わかりやすく例えると、子供(コンピュータ)にお使い(処理)を頼む時に、前者は「山田さんちに行ってきて」と言っているのに対し、後者は「××県の##市〇ー△ー◇の家に行ってきて」と言っている感じです
個のメモリ所の住所のことをアドレスといい、変数aのアドレスは以下のようにして取得することができます。
//int型の変数aを宣言し、2を代入
int a=2;
//aのアドレスを保存するための変数を宣言する
int* adress;
//aのアドレスをadressという変数に保存
adress = &a;
ポインタとアドレス
ここで、intという謎の型が出てきました。
上記のプログラムで変数aのアドレスは変数adressに保存されています。
この、変数のアドレスを保存した変数(この場合ではadress)をポインタもしくはポインタ変数と呼びます。

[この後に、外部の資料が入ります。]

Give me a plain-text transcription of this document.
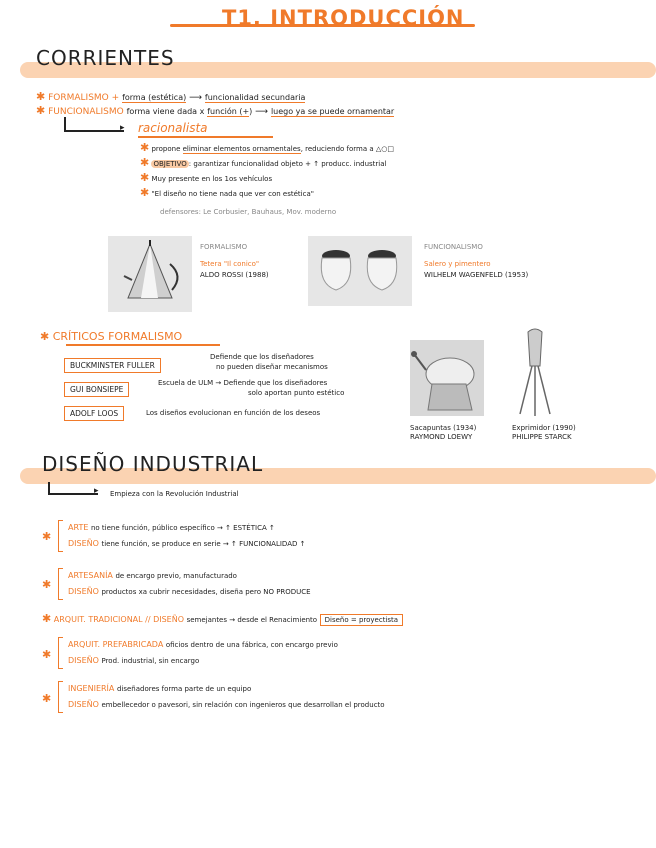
T1. INTRODUCCIÓN
CORRIENTES
✱ FORMALISMO + forma (estética) ⟶ funcionalidad secundaria
✱ FUNCIONALISMO forma viene dada x función (+) ⟶ luego ya se puede ornamentar
▸ racionalista
✱ propone eliminar elementos ornamentales, reduciendo forma a △○□
✱ OBJETIVO : garantizar funcionalidad objeto + ↑ producc. industrial
✱ Muy presente en los 1os vehículos
✱ "El diseño no tiene nada que ver con estética"
defensores: Le Corbusier, Bauhaus, Mov. moderno
FORMALISMO
Tetera "Il conico"
ALDO ROSSI (1988)
FUNCIONALISMO
Salero y pimentero
WILHELM WAGENFELD (1953)
✱ CRÍTICOS FORMALISMO
BUCKMINSTER FULLER
Defiende que los diseñadores
no pueden diseñar mecanismos
GUI BONSIEPE
Escuela de ULM → Defiende que los diseñadores
solo aportan punto estético
ADOLF LOOS	Los diseños evolucionan en función de los deseos
Sacapuntas (1934)
RAYMOND LOEWY
Exprimidor (1990)
PHILIPPE STARCK
DISEÑO INDUSTRIAL
▸ Empieza con la Revolución Industrial
✱
ARTE no tiene función, público específico → ↑ ESTÉTICA ↑
DISEÑO tiene función, se produce en serie → ↑ FUNCIONALIDAD ↑
✱
ARTESANÍA de encargo previo, manufacturado
DISEÑO productos xa cubrir necesidades, diseña pero NO PRODUCE
✱ ARQUIT. TRADICIONAL // DISEÑO semejantes → desde el Renacimiento Diseño = proyectista
✱
ARQUIT. PREFABRICADA oficios dentro de una fábrica, con encargo previo
DISEÑO Prod. industrial, sin encargo
✱
INGENIERÍA diseñadores forma parte de un equipo
DISEÑO embellecedor o pavesori, sin relación con ingenieros que desarrollan el producto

ところで変数adressの型は「int」となっています。これはadressがint型であるということではなく、adressが「int型の変数のアドレスを保存できるポインタである」という意味です。
つまり
int* adress=&a;
のとき、変数aはint型である必要があるわけです。
同様にchar* 、long* 等も可能です。
次に、先ほどから時々出てくる
&a
についてです。
&はアドレス演算子と呼ばれるもので、変数のアドレスを返します。
実際に
//変数aのアドレスを出力
cout << &a <<endl
というプログラムを実行してみると、
0x7e014
変数aが保存されているメモリのアドレスが返ってきます。
ポインタを使う
次に、ポインタに保存したアドレスにある変数(上のプログラムでは変数a)の値を取得したり代入したりしてみましょう。

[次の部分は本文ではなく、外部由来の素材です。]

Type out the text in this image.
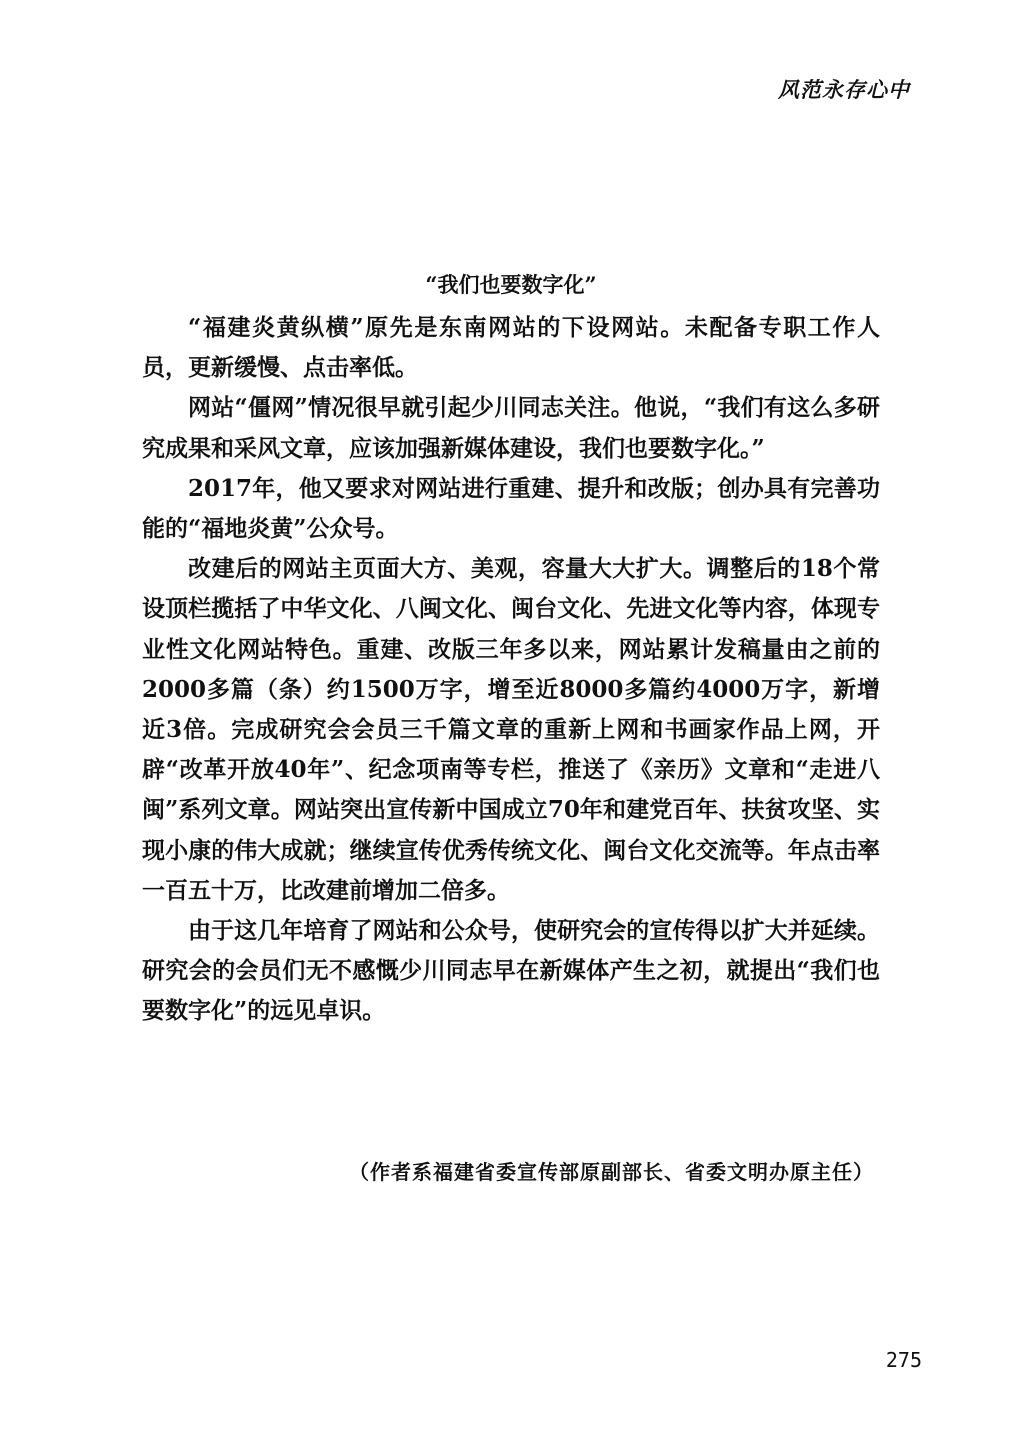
风范永存心中
“我们也要数字化”

“福建炎黄纵横”原先是东南网站的下设网站。未配备专职工作人员，更新缓慢、点击率低。

网站“僵网”情况很早就引起少川同志关注。他说，“我们有这么多研究成果和采风文章，应该加强新媒体建设，我们也要数字化。”

2017年，他又要求对网站进行重建、提升和改版；创办具有完善功能的“福地炎黄”公众号。

改建后的网站主页面大方、美观，容量大大扩大。调整后的18个常设顶栏揽括了中华文化、八闽文化、闽台文化、先进文化等内容，体现专业性文化网站特色。重建、改版三年多以来，网站累计发稿量由之前的2000多篇（条）约1500万字，增至近8000多篇约4000万字，新增近3倍。完成研究会会员三千篇文章的重新上网和书画家作品上网，开辟“改革开放40年”、纪念项南等专栏，推送了《亲历》文章和“走进八闽”系列文章。网站突出宣传新中国成立70年和建党百年、扶贫攻坚、实现小康的伟大成就；继续宣传优秀传统文化、闽台文化交流等。年点击率一百五十万，比改建前增加二倍多。

由于这几年培育了网站和公众号，使研究会的宣传得以扩大并延续。研究会的会员们无不感慨少川同志早在新媒体产生之初，就提出“我们也要数字化”的远见卓识。

（作者系福建省委宣传部原副部长、省委文明办原主任）
275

ポインタに保存したアドレスにある変数(ややこしい...)にアクセスするためには*を使用します。
//int型の変数aを宣言し、2を代入
int a=2;
//aのアドレスを保存するための変数を宣言する
int* adress;
//aのアドレスをadressという変数に保存
adress = &a;
//adressに保存されたアドレスの変数に3を代入
*address=3
//aを出力
cout << a <<endl
//adressに保存されたアドレスの変数を出力
cout << *adress <<endl
これを実行すると
3
3
という結果になり、aに3が代入されていることがわかります。
このようにポインタを介して値を参照することを間接参照といいます。
ポインタを利用する
参照
ポインタの利用ケースとして、関数に変数を渡すというものがあります。プログラムにはスコープというものがあって、以下のプログラムだと、hoge関数の中でmain関数で作成した変数piyoにはアクセスすることができません。
void main(void){
int piyo=1;
hoge();
}
void hoge(void){
cout<<piyo<<endl;
//関数hoge内からはpiyoにアクセスできないのでエラーが出る
}
こういう場合、関数の引数としてポインタを渡し、関数内から間接参照をすると、piyoにアクセスできるようになります。
void main(void){
int piyo=1;
//関数hogeの引数としてpiyoのアドレスを渡す
hoge(&piyo);
}
//関数hogeの第一引数をfugaという名前のポインタとして受け取る。
void hoge(int* fuga){
//ポインタfugaを間接参照する。
cout<<*fuga<<endl;
}
このようにポインタを使用することでプログラム内の値の受け渡しが楽になります。
関数ポインタ
変数と同じように関数にもポインタを使用することができます。
関数のポインタの宣言は少し特殊です。
//戻り値void、引数voidの関数を作成
void(*hogehoge)(void);
C++では関数を()をつけずに代入すると、関数のアドレスが取得できます。そこで、ポインタに関数fugafugaを覚えさせて実行させたいときには、
void fugafuga(void){
cout<<"hello"<<endl;
}
void main(void){
//戻り値void、引数voidの関数ポインタhogehogeを作成
void(*hogehoge)(void);
//ポインタhogehogeにfugafugaをセット
hogehoge=fugafuga;
//fugafugaが実行される
hogehoge();
}
とできます。
しかし、関数ポインタについてはもろもろの事情からstd::functionを代わりに使用するのが一般的になっているようなので、覚えておく程度でいいでしょう。